The revelations raise serious questions about the way universities use confidential information concerning thousands of students. Professor Kaji-O'Grady's announcement said she had resigned because senior management has consistently ignored my advice and counsel in making critical decisions that I do not believe to be in the best interests of the discipline. She remains a member of the faculty.

The 13 academics wrote to Professor Garton and the vice-chancellor, Michael Spence, demanding Professor Redmond's dismissal.

Hot Air Resignations

We have little idea of the rights and wrongs of Mr Redmond's actions, although they do seem to be the actions of an idiot, and from the quotes above he does sound like a complete arsehole.

So what is really going on? Clearly, 13 academics {professors, dons} in the department don't like Mr Redmond, and have not for a very considerable time. This is their opportunity to get revenge for many perceived slights (autocratic management approach) ever since his appointment. But their website list 27 academics in the department: that leaves 14 others who think that Mr Redmond is just fine and dandy.
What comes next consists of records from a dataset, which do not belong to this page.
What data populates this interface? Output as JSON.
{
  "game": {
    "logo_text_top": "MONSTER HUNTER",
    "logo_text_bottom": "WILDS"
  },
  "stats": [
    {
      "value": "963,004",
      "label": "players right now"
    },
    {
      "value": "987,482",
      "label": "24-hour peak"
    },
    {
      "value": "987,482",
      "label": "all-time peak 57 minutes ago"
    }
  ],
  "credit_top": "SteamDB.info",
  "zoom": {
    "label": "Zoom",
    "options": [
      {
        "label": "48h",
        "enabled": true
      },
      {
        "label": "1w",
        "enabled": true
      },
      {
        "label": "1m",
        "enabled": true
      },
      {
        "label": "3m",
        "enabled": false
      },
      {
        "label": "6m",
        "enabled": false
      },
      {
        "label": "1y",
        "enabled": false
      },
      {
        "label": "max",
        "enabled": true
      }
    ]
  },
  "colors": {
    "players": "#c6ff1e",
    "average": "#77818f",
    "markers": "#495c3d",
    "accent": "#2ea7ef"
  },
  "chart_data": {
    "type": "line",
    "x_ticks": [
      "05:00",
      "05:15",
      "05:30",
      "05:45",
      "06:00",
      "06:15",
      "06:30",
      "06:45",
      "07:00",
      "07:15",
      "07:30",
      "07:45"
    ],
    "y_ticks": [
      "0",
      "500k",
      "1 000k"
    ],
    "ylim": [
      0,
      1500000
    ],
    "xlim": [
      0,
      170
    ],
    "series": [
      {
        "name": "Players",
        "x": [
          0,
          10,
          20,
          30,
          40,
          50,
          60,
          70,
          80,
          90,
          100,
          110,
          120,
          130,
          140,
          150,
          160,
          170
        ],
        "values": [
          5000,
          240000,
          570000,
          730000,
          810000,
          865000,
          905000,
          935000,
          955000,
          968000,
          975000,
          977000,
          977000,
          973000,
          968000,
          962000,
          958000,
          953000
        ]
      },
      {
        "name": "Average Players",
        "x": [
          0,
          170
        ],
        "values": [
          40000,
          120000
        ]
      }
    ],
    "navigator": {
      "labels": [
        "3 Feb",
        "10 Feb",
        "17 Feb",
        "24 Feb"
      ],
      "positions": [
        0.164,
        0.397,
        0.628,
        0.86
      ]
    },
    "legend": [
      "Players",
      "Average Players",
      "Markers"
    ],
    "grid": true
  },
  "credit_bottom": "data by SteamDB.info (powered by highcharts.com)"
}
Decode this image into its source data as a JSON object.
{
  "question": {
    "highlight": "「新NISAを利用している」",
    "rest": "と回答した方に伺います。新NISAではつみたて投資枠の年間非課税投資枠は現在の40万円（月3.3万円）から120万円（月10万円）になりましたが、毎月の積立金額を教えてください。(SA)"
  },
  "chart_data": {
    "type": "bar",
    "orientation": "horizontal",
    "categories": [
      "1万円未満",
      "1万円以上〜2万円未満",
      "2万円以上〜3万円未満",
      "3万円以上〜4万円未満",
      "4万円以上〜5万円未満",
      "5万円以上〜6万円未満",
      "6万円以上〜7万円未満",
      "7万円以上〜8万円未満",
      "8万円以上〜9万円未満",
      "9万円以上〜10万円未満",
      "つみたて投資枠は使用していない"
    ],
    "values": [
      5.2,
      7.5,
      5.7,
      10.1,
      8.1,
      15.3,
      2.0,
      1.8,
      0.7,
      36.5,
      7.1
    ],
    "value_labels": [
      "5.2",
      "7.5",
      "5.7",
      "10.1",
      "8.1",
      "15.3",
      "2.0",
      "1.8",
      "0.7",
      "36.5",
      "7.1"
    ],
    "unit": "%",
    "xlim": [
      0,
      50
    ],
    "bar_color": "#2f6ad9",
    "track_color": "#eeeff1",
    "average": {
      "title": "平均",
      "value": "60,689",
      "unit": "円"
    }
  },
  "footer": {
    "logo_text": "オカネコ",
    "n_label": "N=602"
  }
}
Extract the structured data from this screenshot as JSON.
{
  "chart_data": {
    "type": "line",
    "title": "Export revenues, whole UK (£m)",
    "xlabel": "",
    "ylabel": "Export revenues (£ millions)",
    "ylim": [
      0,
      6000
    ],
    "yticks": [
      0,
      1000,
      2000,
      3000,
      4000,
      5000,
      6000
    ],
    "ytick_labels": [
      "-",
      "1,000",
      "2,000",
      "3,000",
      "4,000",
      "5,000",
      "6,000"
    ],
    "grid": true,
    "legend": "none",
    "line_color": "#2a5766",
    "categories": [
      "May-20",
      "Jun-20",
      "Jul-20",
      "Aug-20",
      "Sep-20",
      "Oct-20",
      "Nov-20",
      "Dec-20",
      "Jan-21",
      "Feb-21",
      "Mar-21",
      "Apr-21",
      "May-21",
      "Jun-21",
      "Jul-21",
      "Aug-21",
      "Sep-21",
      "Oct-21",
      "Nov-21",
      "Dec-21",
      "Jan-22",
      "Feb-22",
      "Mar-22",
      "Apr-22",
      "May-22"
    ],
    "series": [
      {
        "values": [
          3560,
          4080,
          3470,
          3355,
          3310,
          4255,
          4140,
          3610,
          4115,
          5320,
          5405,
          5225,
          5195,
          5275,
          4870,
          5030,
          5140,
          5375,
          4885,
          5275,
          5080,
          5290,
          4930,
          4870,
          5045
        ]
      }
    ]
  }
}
Don't expect any of the academics to resign from their jobs, regardless of the reportage. Oh no. Australian academics may resign from committees, they may resign from nominal positions, but few indeed will resign from collecting their big bucks, courtesy of the Australian taxpayer. When someone like you or I resigns, we leave the building and our employer stops paying us. When an academic at an Australian university resigns, they stay in their office, and their paycheques {paychecks} still keep coming. They may make their point, but they still make their dough.